Wa-rōsoku Candles are an Enduring Beacon of Cultural Heritage

For the few remaining artisans who make wa-rōsoku, the candles represent an ephemeral luxury.

Article by Ute Junker

Wa-rōsoku_1Wa-rōsoku. Photography courtesy Kyoto Artisans Concierge.

Hirokazu Tagawa finds it difficult to watch samurai films, but it is not the violence that disturbs him. It’s the candles. “The filmmakers use Western candles instead of Japanese ones — you can tell by the shape and the colour of the flame,” he grumbles. “When they make a mistake in a subtitle everyone complains, but when they use Western candles in [a period film] no-one says a thing.”

Tagawa is one of just 10 artisans in Japan who still hand-make wa-rōsoku, a traditional Japanese candle crafted from plant oils and fats — in Tagawa’s case, the crushed seeds of the wax tree — as opposed to the usual beeswax or paraffin wax. For him, a candle is much more than a source of light; it is a carrier of culture, one that has shaped many of Japan’s signature art forms. “Four-hundred years ago, the candle was the only way to see in the dark. All Japanese artwork was designed for the light of the candle,” he says.

Hirokazu Tagawa’s Kyoto storefront. Photography courtesy Kyoto Artisans Concierge

Take, for instance, the distinctive white makeup, known as oshiroi, worn by geishas. It is designed to be seen in the orange glow of wa-rōsoku, which creates a natural effect when it falls on the white powder. The same applies to the painted masks of kabuki performers and even the carved white masks of Noh theatre. “When Noh actors change the angle of their head, the shadows of the candlelight would create different emotions on the mask,” says Tagawa. “The masks and the movements remain, but under electric light the effect is lost.”

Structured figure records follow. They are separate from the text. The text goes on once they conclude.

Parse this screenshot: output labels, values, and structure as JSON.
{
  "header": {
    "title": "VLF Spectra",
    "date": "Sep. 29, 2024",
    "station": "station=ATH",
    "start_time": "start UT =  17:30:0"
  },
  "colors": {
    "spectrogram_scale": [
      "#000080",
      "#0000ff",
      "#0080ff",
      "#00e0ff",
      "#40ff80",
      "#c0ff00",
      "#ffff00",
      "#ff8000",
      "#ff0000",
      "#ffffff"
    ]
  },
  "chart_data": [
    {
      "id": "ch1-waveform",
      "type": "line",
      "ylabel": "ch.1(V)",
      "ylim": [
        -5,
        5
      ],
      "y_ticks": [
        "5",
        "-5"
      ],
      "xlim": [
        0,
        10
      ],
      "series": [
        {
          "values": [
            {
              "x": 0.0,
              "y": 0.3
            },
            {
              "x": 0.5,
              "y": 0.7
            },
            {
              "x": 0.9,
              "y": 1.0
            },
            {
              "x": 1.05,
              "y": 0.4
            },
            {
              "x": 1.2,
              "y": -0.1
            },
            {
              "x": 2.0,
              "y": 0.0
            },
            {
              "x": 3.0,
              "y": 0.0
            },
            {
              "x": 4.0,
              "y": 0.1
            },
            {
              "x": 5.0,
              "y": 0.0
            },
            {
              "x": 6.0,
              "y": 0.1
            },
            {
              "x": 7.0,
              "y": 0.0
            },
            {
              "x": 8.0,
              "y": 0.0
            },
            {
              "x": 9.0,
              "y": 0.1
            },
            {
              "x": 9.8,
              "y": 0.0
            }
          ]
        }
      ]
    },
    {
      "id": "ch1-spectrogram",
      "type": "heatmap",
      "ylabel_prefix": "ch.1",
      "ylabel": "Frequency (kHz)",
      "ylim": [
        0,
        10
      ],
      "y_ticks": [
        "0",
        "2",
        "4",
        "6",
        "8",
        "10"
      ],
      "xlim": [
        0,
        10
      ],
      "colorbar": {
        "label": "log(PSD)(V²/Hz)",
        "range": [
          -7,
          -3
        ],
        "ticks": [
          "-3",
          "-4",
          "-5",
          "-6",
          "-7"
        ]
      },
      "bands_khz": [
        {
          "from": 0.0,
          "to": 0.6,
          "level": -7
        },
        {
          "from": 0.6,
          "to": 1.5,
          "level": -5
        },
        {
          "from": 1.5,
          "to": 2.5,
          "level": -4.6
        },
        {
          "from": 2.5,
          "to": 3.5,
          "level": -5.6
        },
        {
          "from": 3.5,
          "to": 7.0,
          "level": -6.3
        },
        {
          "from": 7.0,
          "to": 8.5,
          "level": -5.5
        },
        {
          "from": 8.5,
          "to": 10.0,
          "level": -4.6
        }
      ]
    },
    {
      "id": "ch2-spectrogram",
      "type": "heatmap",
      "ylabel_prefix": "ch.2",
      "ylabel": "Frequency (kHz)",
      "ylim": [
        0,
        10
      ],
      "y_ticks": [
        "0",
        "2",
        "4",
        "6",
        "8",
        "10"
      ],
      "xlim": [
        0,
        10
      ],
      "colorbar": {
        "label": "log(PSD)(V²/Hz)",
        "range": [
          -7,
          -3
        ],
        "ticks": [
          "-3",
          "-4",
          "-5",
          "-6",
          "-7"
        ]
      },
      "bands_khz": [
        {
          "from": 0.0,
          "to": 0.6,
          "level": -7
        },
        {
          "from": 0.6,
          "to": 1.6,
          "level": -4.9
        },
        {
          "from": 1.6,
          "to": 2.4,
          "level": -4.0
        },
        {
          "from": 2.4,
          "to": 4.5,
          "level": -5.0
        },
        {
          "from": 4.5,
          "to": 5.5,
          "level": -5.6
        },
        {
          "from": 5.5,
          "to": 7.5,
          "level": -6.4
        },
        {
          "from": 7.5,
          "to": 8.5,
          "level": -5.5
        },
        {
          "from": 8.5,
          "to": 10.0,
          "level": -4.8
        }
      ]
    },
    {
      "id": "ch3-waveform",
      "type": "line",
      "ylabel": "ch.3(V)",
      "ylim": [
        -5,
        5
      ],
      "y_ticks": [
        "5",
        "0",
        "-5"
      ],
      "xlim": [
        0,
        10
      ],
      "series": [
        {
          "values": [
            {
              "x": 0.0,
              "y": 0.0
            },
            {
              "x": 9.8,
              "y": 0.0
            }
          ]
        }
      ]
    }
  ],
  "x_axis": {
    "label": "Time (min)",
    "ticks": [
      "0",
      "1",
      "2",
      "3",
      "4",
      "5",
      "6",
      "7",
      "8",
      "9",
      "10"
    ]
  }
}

Tagawa, who sits in a cosy room above his Kyoto shop, Nakamura Rousoku (kyorousoku.jp), which is tucked in a narrow alley in a quiet neighbourhood, reveals he is an accidental candlemaker. Having trained as a mechanic, he was working at Nissan when his wife’s father, a master candlemaker, passed away suddenly, leaving no successor. Unwilling to see the family business of 135 years disappear, Tagawa set about learning the craft, a challenge given that each business jealously guards its techniques. He knew little beyond the names of the raw materials.

The artisan prepares the wax. Photography courtesy Kyoto Artisans Concierge.

“I became a customer,” he says. He visited shopfront manufacturers and dawdled while buying candles, trying to see as much as he could of the candlemaking process. “I came home and experimented over and over again.”

Wa-rōsoku were originally used during Buddhist ceremonies and several temples in Kyoto still purchase candles at Nakamura Rousoku. However, Tagawa says even temples nowadays will often use cheaper, mass-produced petroleum-based substitutes. 

The artisan is lit by candlelight. Photography by Ute Junker.

Among tourists, however, interest in the city’s traditional crafts is growing. Kyoto Artisans Concierge (kyotoartisans.jp) organises visits to a range of makers including silk weavers, potters and lacquer workers, as well as Nakamura Rousoku. His plant-based candles are particularly popular as souvenirs, being both beautiful and practical: their thicker wicks give a larger flame, while their lower melting point means the candleholder can be cleaned simply by rinsing it with hot water.

For Tagawa, whose son has already been trained in the family business, preserving the ancient craft is about bolstering Japanese culture. “If we don’t start valuing this, it will go extinct soon,” he says, “and we won’t just lose a method of production — we will lose a cultural story.”